Julia Greenfield is a 26-year-old virgin, and she isn’t happy about it. At personal and professional crossroads, Julia decides to move to North Carolina for the summer to live with her aunt Vivienne. When it comes out that Vivienne, at the age of 58, is also a virgin, Julia is perplexed and begins obsessing over how this could have happened. Losing It tells the story of that summer, the complicated relationship between niece and aunt, and the universal human desire for love and companionship. Readers will undoubtedly be charmed by this new novel from Emma Rathbone.
Kirkus calls this book a blend of The Princess Bride, Lord of the Rings, and 1500s Germanic history, so we’re pretty confident when we say that this is a must-read for fans of historical fiction. Oliver Pötzsch’s novel centers around Agnes, the daughter of an aristocrat who wants nothing more than the freedom to pursue Mathis, her childhood friend who she’s forbidden to love due to his low birth status. The tensions between the peasants and aristocrats are high, and when Mathis saves Agnes from an attack, the two are forced to flee in hopes of finding a new land where they might be safe from the coming war. Together, they journey through the countryside for two years, narrowly escaping death and danger at every turn. Along the way, Agnes discovers a strange ring that hints at long-hidden secrets. Forbidden love, rebellion, and unrelenting danger—what more could you ask for?

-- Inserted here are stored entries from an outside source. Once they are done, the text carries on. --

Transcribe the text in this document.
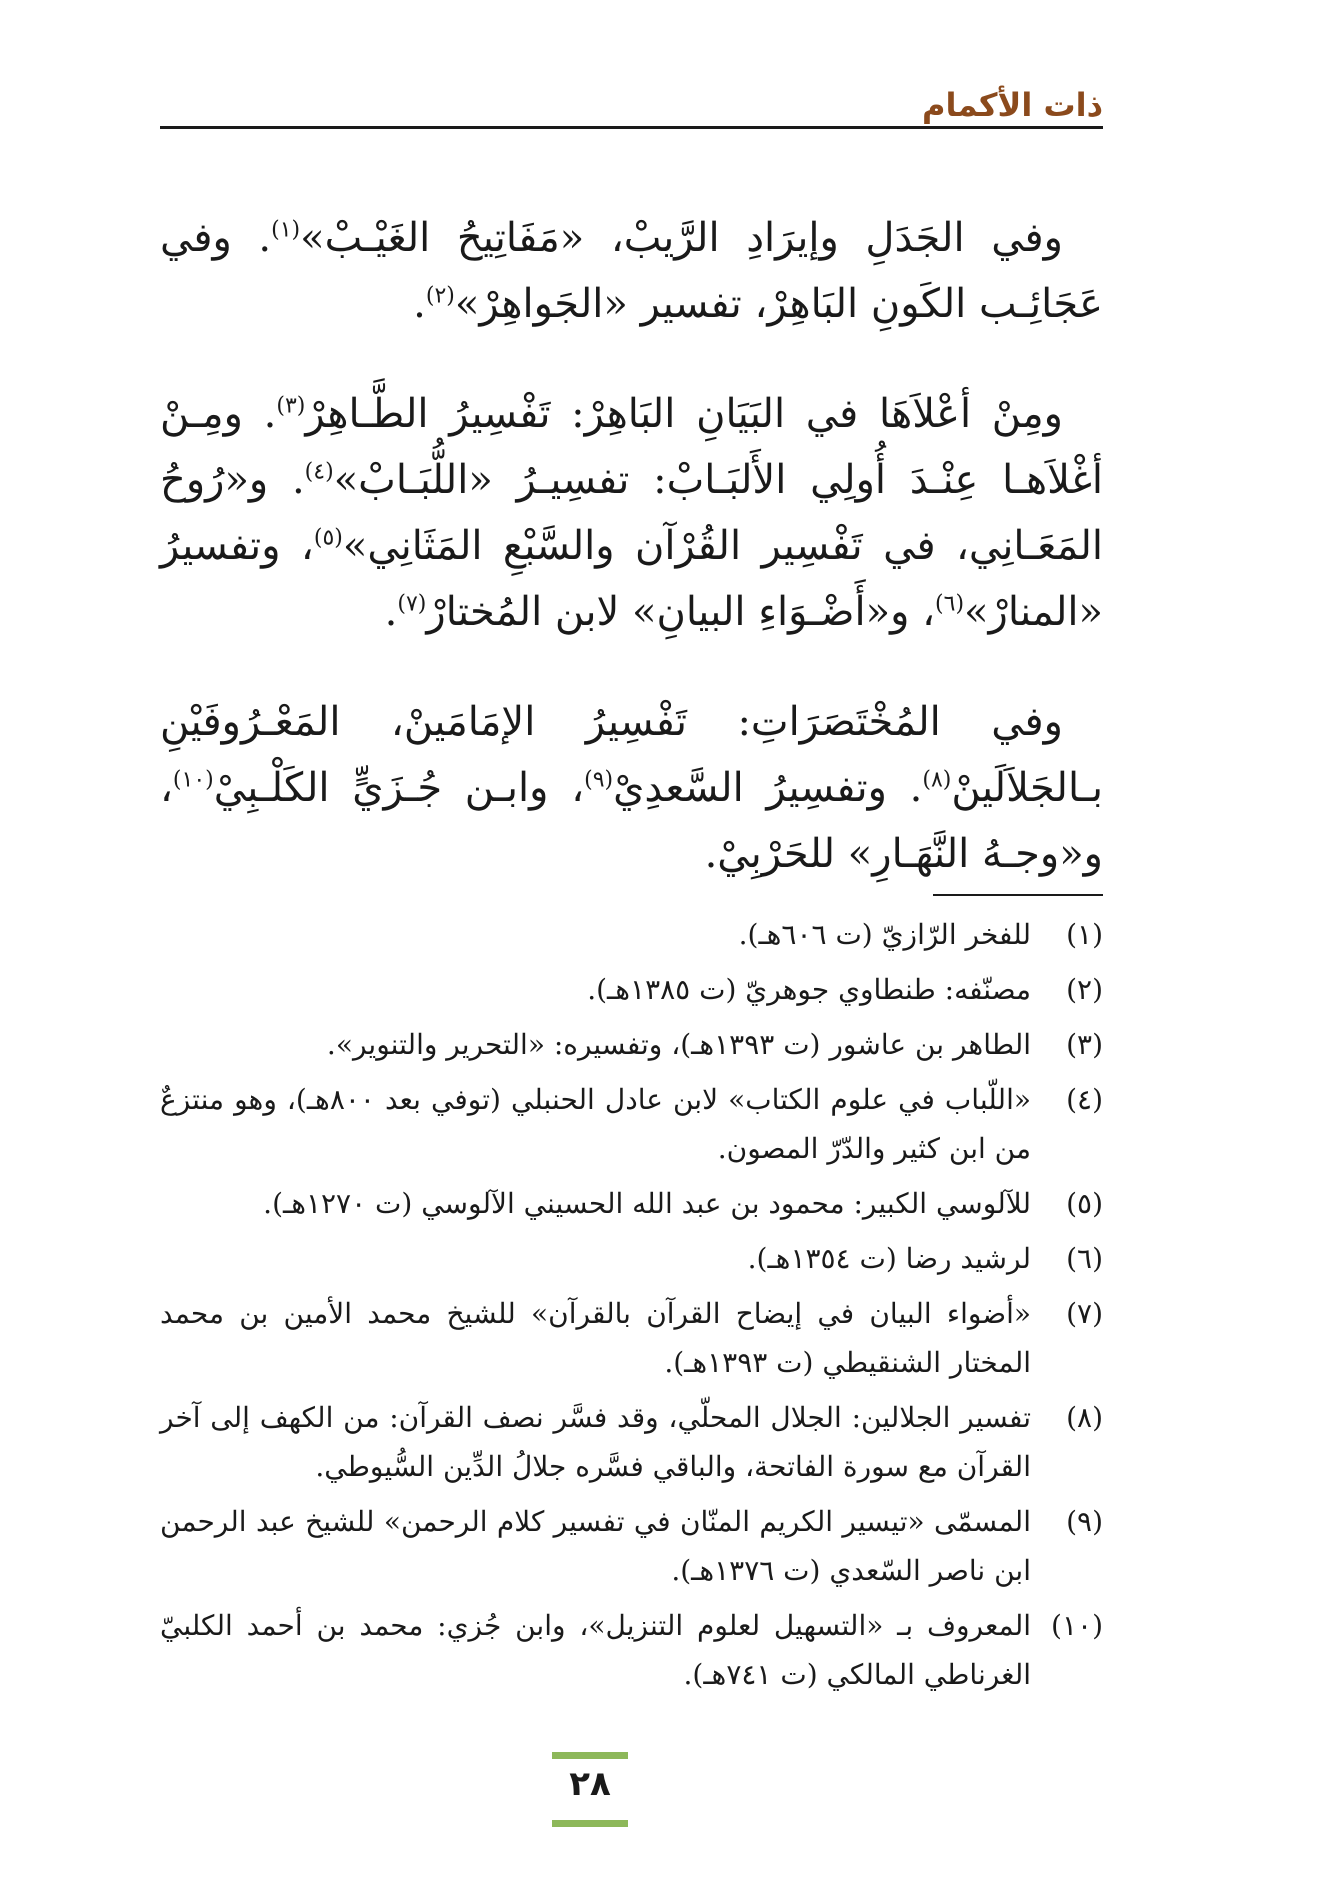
ذات الأكمام

وفي الجَدَلِ وإيرَادِ الرَّيبْ، «مَفَاتِيحُ الغَيْـبْ»$^{(١)}$. وفي عَجَائِـب الكَونِ البَاهِرْ، تفسير «الجَواهِرْ»$^{(٢)}$.

ومِنْ أعْلاَهَا في البَيَانِ البَاهِرْ: تَفْسِيرُ الطَّـاهِرْ$^{(٣)}$. ومِـنْ أغْلاَهـا عِنْـدَ أُولِي الأَلبَـابْ: تفسِيـرُ «اللُّبَـابْ»$^{(٤)}$. و«رُوحُ المَعَـانِي، في تَفْسِير القُرْآن والسَّبْعِ المَثَانِي»$^{(٥)}$، وتفسيرُ «المنارْ»$^{(٦)}$، و«أَضْـوَاءِ البيانِ» لابن المُختارْ$^{(٧)}$.

وفي المُخْتَصَرَاتِ: تَفْسِيرُ الإمَامَينْ، المَعْـرُوفَيْنِ بـالجَلاَلَينْ$^{(٨)}$. وتفسِيرُ السَّعدِيْ$^{(٩)}$، وابـن جُـزَيٍّ الكَلْـبِيْ$^{(١٠)}$، و«وجـهُ النَّهَـارِ» للحَرْبِيْ.

(١)
للفخر الرّازيّ (ت ٦٠٦هـ).
(٢)
مصنّفه: طنطاوي جوهريّ (ت ١٣٨٥هـ).
(٣)
الطاهر بن عاشور (ت ١٣٩٣هـ)، وتفسيره: «التحرير والتنوير».
(٤)
«اللّباب في علوم الكتاب» لابن عادل الحنبلي (توفي بعد ٨٠٠هـ)، وهو منتزعٌ من ابن كثير والدّرّ المصون.
(٥)
للآلوسي الكبير: محمود بن عبد الله الحسيني الآلوسي (ت ١٢٧٠هـ).
(٦)
لرشيد رضا (ت ١٣٥٤هـ).
(٧)
«أضواء البيان في إيضاح القرآن بالقرآن» للشيخ محمد الأمين بن محمد المختار الشنقيطي (ت ١٣٩٣هـ).
(٨)
تفسير الجلالين: الجلال المحلّي، وقد فسَّر نصف القرآن: من الكهف إلى آخر القرآن مع سورة الفاتحة، والباقي فسَّره جلالُ الدِّين السُّيوطي.
(٩)
المسمّى «تيسير الكريم المنّان في تفسير كلام الرحمن» للشيخ عبد الرحمن ابن ناصر السّعدي (ت ١٣٧٦هـ).
(١٠)
المعروف بـ «التسهيل لعلوم التنزيل»، وابن جُزي: محمد بن أحمد الكلبيّ الغرناطي المالكي (ت ٧٤١هـ).
٢٨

YA readers, you’re in for a treat this week. Carrie Jones’ new SFF series kicks off with a cheerleader-turned-alien-hunter. Seventeen-year-old Mana’s life has always seemed pretty normal, but things turn completely upside down when her mom is kidnapped by aliens. It turns out that her mom is an alien hunter and has a piece of technology that the aliens would do anything to get their hands on. Meanwhile, Mana doesn’t care about anything but getting her mom back. Thankfully, she has help on her rescue mission: her best friend Lyle and her mom’s alien-hunting partner. Hilarious and action-packed, this novel is sure to be the perfect summer read.
Middle grade readers addicted to Pokémon GO will devour this story about a boy whose real life begins to resemble the video games that he loves to play. Ted Gerson is obsessed with locked-room games, and he’s pretty good at solving them too. These skills come in handy when his great-uncle dies and leaves Ted the contents of his apartment, including a hidden treasure. When Ted arrives at the house, he finds the rooms are set up in the style of the games that he loves. With the help of two friends, he starts to work to solve the puzzles left behind, moving from room to room and find the hidden fortune! But they better act fast, because they aren’t the only ones hunting for what Ted’s great-uncle left behind.
Maria Gianferrari introduces young readers to the mysterious and nocturnal coyotes in this picture book illustrated by Bagram Ibatoulline. Readers follow along as a mother coyote leaves the safety of her cozy den to hunt for food. She wanders through a suburban town; her bright eyes wide and searching for a meal that will feed her and her pups. After a few failed attempts at catching prey, the coyote finds an unsuspecting turkey and pounces. Readers fascinated by wild animals and the circle of life are sure to adore this remarkable and educational book.